Chi ha memoria d'un altro marzo, altrettanto gelido, quello del 1999, ricorderà la Guerra del Kosovo, le bombe su Belgrado. Allora, in me, la guerra cambiò le prospettive delle cose. Questa di oggi meno. Per due motivi: il disincanto dell'età e due anni di pandemia, che hanno già scavato il fossato.
Allora la guerra mandò in secondo piano i problemi del giorno per giorno. Dai Tg sparirono le sfilate di moda, il tema dell'apertura festiva dei negozi (è già, nacque allora), persino il pallone subì un ridimensionamento. Adesso tutto questo succede già da due anni. Siamo preparati.
Di fronte ai drammi veri delle donne e degli uomini colpiti dalle bombe, siamo più corazzati. Così come sopportiamo molto meglio disinformazione e propaganda, che ogni guerra reca in sé. Di pari ad allora c'è l'impotenza del cittadino comune. Cosa potevano fare quelli che la guerra non la volevano?
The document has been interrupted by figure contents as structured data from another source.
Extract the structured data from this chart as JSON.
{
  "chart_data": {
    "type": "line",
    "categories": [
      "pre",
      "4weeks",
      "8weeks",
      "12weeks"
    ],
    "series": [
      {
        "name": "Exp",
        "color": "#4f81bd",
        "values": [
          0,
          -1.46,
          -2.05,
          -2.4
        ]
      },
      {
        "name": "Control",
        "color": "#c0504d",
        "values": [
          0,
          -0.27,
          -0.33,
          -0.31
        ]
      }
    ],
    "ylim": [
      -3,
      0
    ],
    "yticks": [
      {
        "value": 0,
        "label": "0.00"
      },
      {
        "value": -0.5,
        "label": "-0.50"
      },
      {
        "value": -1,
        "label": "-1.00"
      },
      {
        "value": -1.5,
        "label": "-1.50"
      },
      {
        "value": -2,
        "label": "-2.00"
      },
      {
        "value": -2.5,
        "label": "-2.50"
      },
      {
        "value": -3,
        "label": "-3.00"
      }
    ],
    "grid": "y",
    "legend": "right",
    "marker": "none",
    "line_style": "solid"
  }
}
Che non stanno né con gli uni né con gli altri, ma con l'Uomo? Nulla, allora come oggi.
Perché in realtà l'Uomo conta quanto un ficosecco. Sempre. Immancabilmente nella storia. Eppure le armi non hanno mai risolto nulla. Se non complicato ancor più la vita ai poveri cristi. Eppure si individuano sempre i “buoni” ed i “cattivi”. Anche allora c'erano i “pacifisti” di sinistra che gridavano la necessità delle bombe “giuste”, perché all'epoca c'era il governo d'Alema. La storia si ripete. Sempre.
Mentre
scrivo ho la televisione accesa. Sulla guerra, naturalmente. Ma non la
guardo. Non l'ascolto. È come un sottofondo. Non mi interessa quel
che dice. Ne quale canale trasmetta. È soltanto un modo d'ingannare il
tempo. Come questo post, del resto. Solo passatempo.